No one is more surprised than me that I liked this book. I stand by my original review: "Hush doesn't take itself seriously. It knows exactly what it is. It is very self-aware and hits all its marks. It reminded me so much of those Hardy Boys books where the mystery is kind of cheesy and obvious and the bad guys are always bursting into monologue before killing anyone and the hero/ine makes foolish, unrealistic decisions in order to advance the plot, but it's done in kind of a "wink, wink" way so all is forgiven."


Now for some other distinctions.


Most unexpectedly good book: Hush, Hush, by Becca Fitzpatrick. See above.

Most unexpectedly bad book: The Wilder Life: My Adventures in the Lost World of Little House on the Prairie, by Wendy McClure. So promising. SO AWFUL.

Longest book: The Count of Monte Cristo by Alexandre Dumas (1276 pages).

Shortest book: Three Cups of Deceit: How Greg Mortenson, Humanitarian Hero, Lost His Way by Jon Krakauer (77 pages).

Most-read book: 2011 marked my third reading of The Count of Monte Cristo (Alexandre Dumas), A Pair of Blue Eyes (Thomas Hardy), and Wuthering Heights (Emily Bronte).

Best bad book: Probably The Luxe (Anna Godbersen) or Shadow Hills (Anastasia Hopcus). Because I enjoyed them even as I mocked them.

Worst good book: By the formula established above, Unbroken (Laura Hillenbrand; see above) has to be the worst good book I read all year. It was brilliant, and yet exhausting to read.

Worst book I didn't finish: The Pillars of the Earth (Ken Follett). Unfortunately in this case, "didn't finish" still means "I read 200 pages." Ugh.

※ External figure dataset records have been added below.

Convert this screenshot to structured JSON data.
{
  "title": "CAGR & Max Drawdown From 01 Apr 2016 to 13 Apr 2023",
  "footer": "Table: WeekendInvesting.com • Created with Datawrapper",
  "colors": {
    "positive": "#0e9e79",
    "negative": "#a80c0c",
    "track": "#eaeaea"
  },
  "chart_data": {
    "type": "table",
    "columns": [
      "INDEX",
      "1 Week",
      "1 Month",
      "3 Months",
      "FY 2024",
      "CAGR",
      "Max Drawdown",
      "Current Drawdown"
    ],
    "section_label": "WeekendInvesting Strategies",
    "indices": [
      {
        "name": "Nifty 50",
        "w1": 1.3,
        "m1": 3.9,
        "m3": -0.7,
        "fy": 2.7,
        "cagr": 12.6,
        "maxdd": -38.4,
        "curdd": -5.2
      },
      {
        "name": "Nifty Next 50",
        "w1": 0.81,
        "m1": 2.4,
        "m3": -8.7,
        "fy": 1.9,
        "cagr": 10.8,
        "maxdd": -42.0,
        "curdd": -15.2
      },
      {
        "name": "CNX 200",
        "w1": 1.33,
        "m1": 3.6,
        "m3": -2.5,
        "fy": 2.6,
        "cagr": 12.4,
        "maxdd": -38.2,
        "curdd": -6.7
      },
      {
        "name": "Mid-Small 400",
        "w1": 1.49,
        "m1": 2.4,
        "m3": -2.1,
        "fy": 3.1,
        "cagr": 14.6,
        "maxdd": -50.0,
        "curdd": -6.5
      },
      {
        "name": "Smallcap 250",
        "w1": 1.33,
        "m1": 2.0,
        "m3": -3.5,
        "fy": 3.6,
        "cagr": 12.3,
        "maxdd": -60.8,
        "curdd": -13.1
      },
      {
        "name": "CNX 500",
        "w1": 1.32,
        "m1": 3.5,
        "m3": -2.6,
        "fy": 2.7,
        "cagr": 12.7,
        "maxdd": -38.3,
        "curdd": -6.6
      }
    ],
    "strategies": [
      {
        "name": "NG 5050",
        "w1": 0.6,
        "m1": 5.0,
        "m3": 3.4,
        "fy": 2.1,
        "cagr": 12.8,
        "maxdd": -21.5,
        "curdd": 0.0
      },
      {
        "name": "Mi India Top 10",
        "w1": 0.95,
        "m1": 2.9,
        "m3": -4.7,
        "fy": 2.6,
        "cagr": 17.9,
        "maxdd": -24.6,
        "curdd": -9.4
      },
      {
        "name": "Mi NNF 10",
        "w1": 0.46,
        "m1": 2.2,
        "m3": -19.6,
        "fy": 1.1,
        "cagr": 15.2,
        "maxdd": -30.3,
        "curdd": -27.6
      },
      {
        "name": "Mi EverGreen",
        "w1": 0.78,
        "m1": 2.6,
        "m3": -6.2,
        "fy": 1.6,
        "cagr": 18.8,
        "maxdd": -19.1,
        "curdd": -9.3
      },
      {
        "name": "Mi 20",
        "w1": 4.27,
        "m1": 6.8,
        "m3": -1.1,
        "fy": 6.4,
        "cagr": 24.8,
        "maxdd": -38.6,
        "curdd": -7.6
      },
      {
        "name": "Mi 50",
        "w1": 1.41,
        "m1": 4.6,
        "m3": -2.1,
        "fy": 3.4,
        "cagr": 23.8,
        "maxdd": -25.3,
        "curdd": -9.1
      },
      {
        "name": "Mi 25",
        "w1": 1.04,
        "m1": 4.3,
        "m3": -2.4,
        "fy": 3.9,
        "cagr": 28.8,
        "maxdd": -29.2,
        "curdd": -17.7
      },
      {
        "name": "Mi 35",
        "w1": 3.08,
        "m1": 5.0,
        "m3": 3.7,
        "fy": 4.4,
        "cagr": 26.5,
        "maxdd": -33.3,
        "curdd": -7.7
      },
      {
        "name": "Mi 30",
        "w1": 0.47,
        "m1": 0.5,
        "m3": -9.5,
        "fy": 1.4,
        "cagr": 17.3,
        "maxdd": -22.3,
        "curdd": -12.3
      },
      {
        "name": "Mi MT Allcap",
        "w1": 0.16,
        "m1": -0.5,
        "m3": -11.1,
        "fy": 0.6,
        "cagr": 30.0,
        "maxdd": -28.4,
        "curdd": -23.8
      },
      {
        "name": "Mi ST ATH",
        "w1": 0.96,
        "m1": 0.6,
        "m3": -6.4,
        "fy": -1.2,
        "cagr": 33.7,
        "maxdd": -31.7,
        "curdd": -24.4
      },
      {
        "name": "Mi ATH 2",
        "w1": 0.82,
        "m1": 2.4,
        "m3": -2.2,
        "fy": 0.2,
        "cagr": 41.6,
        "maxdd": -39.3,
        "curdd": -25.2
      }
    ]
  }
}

Worst book I did finish: To avoid mentioning The Wilder Life twice, I'll give Life: An Exploded Diagram (Mal Peet) the honors here.

Worst cover: If by "worst" I mean "most embarrassing," then it's Abandon (Meg Cabot), a hundred times over. But I actually think the Hush, Hush and Crescendo covers are the most visually unappealing.

Best covers: Columbine and Spoiled (Heather Cocks). Aaaaand that's probably the only time ever that those two books will be placed next to each other in any kind of space.

6 comments:

Suzanne Bubnash said...

The Looming Tower and Columbine are tops. I also liked Baghdad Sans Map and The Perfect Mile. I'll get my list up today.

Shannan said...

Columbine has been on my to-read list forever. Now you've pushed it towards the top.hope my library has it :)

have you ever tried the freakanomics, tipping point, outliers books? Those are some of my favs.

Crys said...

Looks like I need to get myself to the library :) I was so excited to get my hands on Unbroken. There was so much hype about it, the story was amazing, and I LOVED Seabiscuit. I thought it was definitely worth the read but it just didn't flow right for me. I hate when too high expectations make a good book fall short for you.

Susanne said...

I put several of your books on my list throughout the year and may have to add more after seeing this! Thanks for always giving such great reviews and offering good books for us to read.

Liz Johnson said...

I hesitate to use all caps, but... I REALLY LOVE THESE POSTS!!!!!

Bridget said...

Susanne, I think you were the one who recommended Baghdad Without a Map, so thanks!